A Scots soldier has avoided being thrown out of the Army after a brutal assault on a fellow squaddie on a military night-out.
Gordon Smart left the victim with a fractured eye socket after bad blood between the pair spilled over next to an Edinburgh pub.
A lawyer for the 35-year-old said he regretted the feud turning violent in public as “what happens in the barracks stays in the barracks”.
The city’s sheriff court was told Smart faced an administrative discharge if he was jailed or received more than 100 hours of community service.
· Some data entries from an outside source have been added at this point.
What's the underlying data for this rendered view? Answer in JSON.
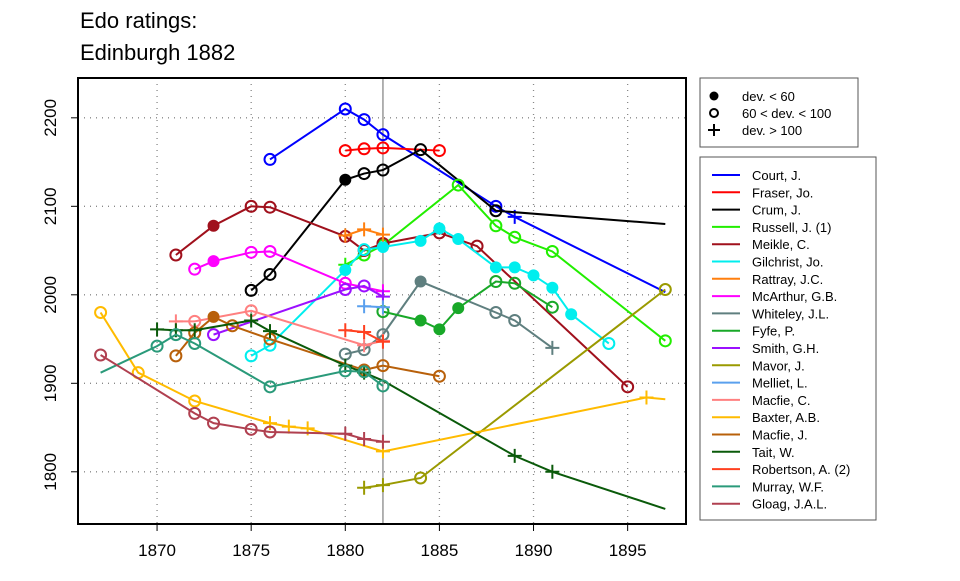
{
  "chart_data": {
    "type": "line",
    "title": [
      "Edo ratings:",
      "Edinburgh 1882"
    ],
    "xlabel": "",
    "ylabel": "",
    "xlim": [
      1865.8,
      1898.1
    ],
    "ylim": [
      1741,
      2245
    ],
    "xticks": [
      1870,
      1875,
      1880,
      1885,
      1890,
      1895
    ],
    "yticks": [
      1800,
      1900,
      2000,
      2100,
      2200
    ],
    "grid": true,
    "reference_line_x": 1882,
    "marker_legend": [
      {
        "marker": "f",
        "label": "dev. < 60"
      },
      {
        "marker": "o",
        "label": "60 < dev. < 100"
      },
      {
        "marker": "p",
        "label": "dev. > 100"
      }
    ],
    "legend_position": "right",
    "series": [
      {
        "name": "Court, J.",
        "color": "#0000ff",
        "points": [
          [
            1876,
            2153,
            "o"
          ],
          [
            1880,
            2210,
            "o"
          ],
          [
            1881,
            2198,
            "o"
          ],
          [
            1882,
            2181,
            "o"
          ],
          [
            1888,
            2100,
            "o"
          ],
          [
            1889,
            2088,
            "p"
          ],
          [
            1897,
            2003,
            "n"
          ]
        ]
      },
      {
        "name": "Fraser, Jo.",
        "color": "#ff0000",
        "points": [
          [
            1880,
            2163,
            "o"
          ],
          [
            1881,
            2165,
            "o"
          ],
          [
            1882,
            2166,
            "o"
          ],
          [
            1885,
            2163,
            "o"
          ]
        ]
      },
      {
        "name": "Crum, J.",
        "color": "#000000",
        "points": [
          [
            1875,
            2005,
            "o"
          ],
          [
            1876,
            2023,
            "o"
          ],
          [
            1880,
            2130,
            "f"
          ],
          [
            1881,
            2137,
            "o"
          ],
          [
            1882,
            2141,
            "o"
          ],
          [
            1884,
            2164,
            "o"
          ],
          [
            1888,
            2095,
            "o"
          ],
          [
            1897,
            2080,
            "n"
          ]
        ]
      },
      {
        "name": "Russell, J. (1)",
        "color": "#22ee00",
        "points": [
          [
            1880,
            2034,
            "p"
          ],
          [
            1881,
            2045,
            "o"
          ],
          [
            1882,
            2056,
            "o"
          ],
          [
            1886,
            2124,
            "o"
          ],
          [
            1888,
            2078,
            "o"
          ],
          [
            1889,
            2065,
            "o"
          ],
          [
            1891,
            2049,
            "o"
          ],
          [
            1897,
            1948,
            "o"
          ]
        ]
      },
      {
        "name": "Meikle, C.",
        "color": "#a0101c",
        "points": [
          [
            1871,
            2045,
            "o"
          ],
          [
            1873,
            2078,
            "f"
          ],
          [
            1875,
            2100,
            "o"
          ],
          [
            1876,
            2099,
            "o"
          ],
          [
            1880,
            2066,
            "o"
          ],
          [
            1881,
            2050,
            "o"
          ],
          [
            1882,
            2058,
            "o"
          ],
          [
            1885,
            2070,
            "o"
          ],
          [
            1887,
            2055,
            "o"
          ],
          [
            1895,
            1896,
            "o"
          ]
        ]
      },
      {
        "name": "Gilchrist, Jo.",
        "color": "#00eeee",
        "points": [
          [
            1875,
            1931,
            "o"
          ],
          [
            1876,
            1943,
            "o"
          ],
          [
            1880,
            2028,
            "f"
          ],
          [
            1881,
            2051,
            "o"
          ],
          [
            1882,
            2054,
            "f"
          ],
          [
            1884,
            2061,
            "f"
          ],
          [
            1885,
            2075,
            "f"
          ],
          [
            1886,
            2063,
            "f"
          ],
          [
            1888,
            2031,
            "f"
          ],
          [
            1889,
            2031,
            "f"
          ],
          [
            1890,
            2022,
            "f"
          ],
          [
            1891,
            2008,
            "f"
          ],
          [
            1892,
            1978,
            "f"
          ],
          [
            1894,
            1945,
            "o"
          ]
        ]
      },
      {
        "name": "Rattray, J.C.",
        "color": "#ff7f0e",
        "points": [
          [
            1880,
            2067,
            "p"
          ],
          [
            1881,
            2074,
            "p"
          ],
          [
            1882,
            2068,
            "p"
          ]
        ]
      },
      {
        "name": "McArthur, G.B.",
        "color": "#ff00ff",
        "points": [
          [
            1872,
            2029,
            "o"
          ],
          [
            1873,
            2038,
            "f"
          ],
          [
            1875,
            2048,
            "o"
          ],
          [
            1876,
            2049,
            "o"
          ],
          [
            1880,
            2013,
            "o"
          ],
          [
            1882,
            2004,
            "p"
          ]
        ]
      },
      {
        "name": "Whiteley, J.L.",
        "color": "#5f7f7f",
        "points": [
          [
            1880,
            1933,
            "o"
          ],
          [
            1881,
            1938,
            "o"
          ],
          [
            1882,
            1955,
            "o"
          ],
          [
            1884,
            2015,
            "f"
          ],
          [
            1888,
            1980,
            "o"
          ],
          [
            1889,
            1971,
            "o"
          ],
          [
            1891,
            1940,
            "p"
          ]
        ]
      },
      {
        "name": "Fyfe, P.",
        "color": "#18a828",
        "points": [
          [
            1882,
            1981,
            "o"
          ],
          [
            1884,
            1971,
            "f"
          ],
          [
            1885,
            1961,
            "f"
          ],
          [
            1886,
            1985,
            "f"
          ],
          [
            1888,
            2015,
            "o"
          ],
          [
            1889,
            2013,
            "o"
          ],
          [
            1891,
            1986,
            "o"
          ]
        ]
      },
      {
        "name": "Smith, G.H.",
        "color": "#9b10ff",
        "points": [
          [
            1873,
            1955,
            "o"
          ],
          [
            1880,
            2006,
            "o"
          ],
          [
            1881,
            2010,
            "o"
          ],
          [
            1882,
            1998,
            "p"
          ]
        ]
      },
      {
        "name": "Mavor, J.",
        "color": "#9a9a00",
        "points": [
          [
            1881,
            1782,
            "p"
          ],
          [
            1882,
            1785,
            "p"
          ],
          [
            1884,
            1793,
            "o"
          ],
          [
            1897,
            2006,
            "o"
          ]
        ]
      },
      {
        "name": "Melliet, L.",
        "color": "#5aa0ee",
        "points": [
          [
            1881,
            1987,
            "p"
          ],
          [
            1882,
            1986,
            "p"
          ]
        ]
      },
      {
        "name": "Macfie, C.",
        "color": "#ff8080",
        "points": [
          [
            1871,
            1970,
            "p"
          ],
          [
            1872,
            1970,
            "o"
          ],
          [
            1875,
            1982,
            "o"
          ],
          [
            1881,
            1943,
            "p"
          ],
          [
            1882,
            1948,
            "p"
          ]
        ]
      },
      {
        "name": "Baxter, A.B.",
        "color": "#ffbb00",
        "points": [
          [
            1867,
            1980,
            "o"
          ],
          [
            1869,
            1912,
            "o"
          ],
          [
            1872,
            1880,
            "o"
          ],
          [
            1876,
            1855,
            "p"
          ],
          [
            1877,
            1851,
            "p"
          ],
          [
            1878,
            1849,
            "p"
          ],
          [
            1882,
            1823,
            "p"
          ],
          [
            1896,
            1884,
            "p"
          ],
          [
            1897,
            1882,
            "n"
          ]
        ]
      },
      {
        "name": "Macfie, J.",
        "color": "#b8600a",
        "points": [
          [
            1871,
            1931,
            "o"
          ],
          [
            1872,
            1957,
            "o"
          ],
          [
            1873,
            1975,
            "f"
          ],
          [
            1874,
            1965,
            "o"
          ],
          [
            1876,
            1950,
            "o"
          ],
          [
            1881,
            1915,
            "o"
          ],
          [
            1882,
            1920,
            "o"
          ],
          [
            1885,
            1908,
            "o"
          ]
        ]
      },
      {
        "name": "Tait, W.",
        "color": "#0a5a0a",
        "points": [
          [
            1870,
            1961,
            "p"
          ],
          [
            1871,
            1960,
            "p"
          ],
          [
            1872,
            1960,
            "p"
          ],
          [
            1875,
            1971,
            "p"
          ],
          [
            1876,
            1959,
            "p"
          ],
          [
            1880,
            1920,
            "p"
          ],
          [
            1881,
            1912,
            "p"
          ],
          [
            1882,
            1903,
            "n"
          ],
          [
            1889,
            1818,
            "p"
          ],
          [
            1891,
            1800,
            "p"
          ],
          [
            1897,
            1758,
            "n"
          ]
        ]
      },
      {
        "name": "Robertson, A. (2)",
        "color": "#ff4020",
        "points": [
          [
            1880,
            1960,
            "p"
          ],
          [
            1881,
            1958,
            "p"
          ],
          [
            1882,
            1947,
            "p"
          ]
        ]
      },
      {
        "name": "Murray, W.F.",
        "color": "#2a9a7a",
        "points": [
          [
            1867,
            1912,
            "n"
          ],
          [
            1870,
            1942,
            "o"
          ],
          [
            1871,
            1955,
            "o"
          ],
          [
            1872,
            1945,
            "o"
          ],
          [
            1876,
            1896,
            "o"
          ],
          [
            1880,
            1914,
            "o"
          ],
          [
            1881,
            1913,
            "o"
          ],
          [
            1882,
            1897,
            "o"
          ]
        ]
      },
      {
        "name": "Gloag, J.A.L.",
        "color": "#b04050",
        "points": [
          [
            1867,
            1932,
            "o"
          ],
          [
            1872,
            1866,
            "o"
          ],
          [
            1873,
            1855,
            "o"
          ],
          [
            1875,
            1848,
            "o"
          ],
          [
            1876,
            1845,
            "o"
          ],
          [
            1880,
            1843,
            "p"
          ],
          [
            1881,
            1837,
            "p"
          ],
          [
            1882,
            1834,
            "p"
          ]
        ]
      }
    ]
  }
}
Sheriff Alistair Noble noted Smart’s references from superior officers and the fact he’d completed two marathons and an ultra-marathon for a cancer charity.
The sheriff fined Smart, of Motherwell, North Lanarkshire, £395.
Smart appeared at the court on Tuesday and pled guilty to assaulting John Dill to his severe injury.
Fiscal depute India MacLean said a group of soldiers had been drinking at The Three Sisters pub in the Cowgate.
Ms MacLean said Smart and John had been “continually annoying each other throughout the day”, but it was seen by others in the party as “light-hearted”.
The court heard the pair left the pub together and entered nearby Scott’s Close.
Ms MacLean said: “Mr Smart has punched Mr Dill to the head, causing bleeding.”
The prosecutor said John suffered a fractured eye socket while Smart was taken to St Leonards police station following the incident on August 24 last year.
Defence agent Daniel Cameron said his client was an “exemplary” soldier, but faced a discharge if the sentence reached a certain threshold.
Mr Cameron said ending Smart’s military career “might be disproportionate”, adding the victim “bears him no ill will”.
The court was told John declined to give a police statement and hadn’t wanted the prosecution to proceed.
Mr Cameron said: “He wished the matter had been kept inside the regiment.”
A senior Army officer present in court confirmed to Sheriff Noble that “Lance Corporal Dill is fully recovered now”.
The sheriff noted Smart had raised a “significant amount for charity” and had a career “trajectory with an upward path”.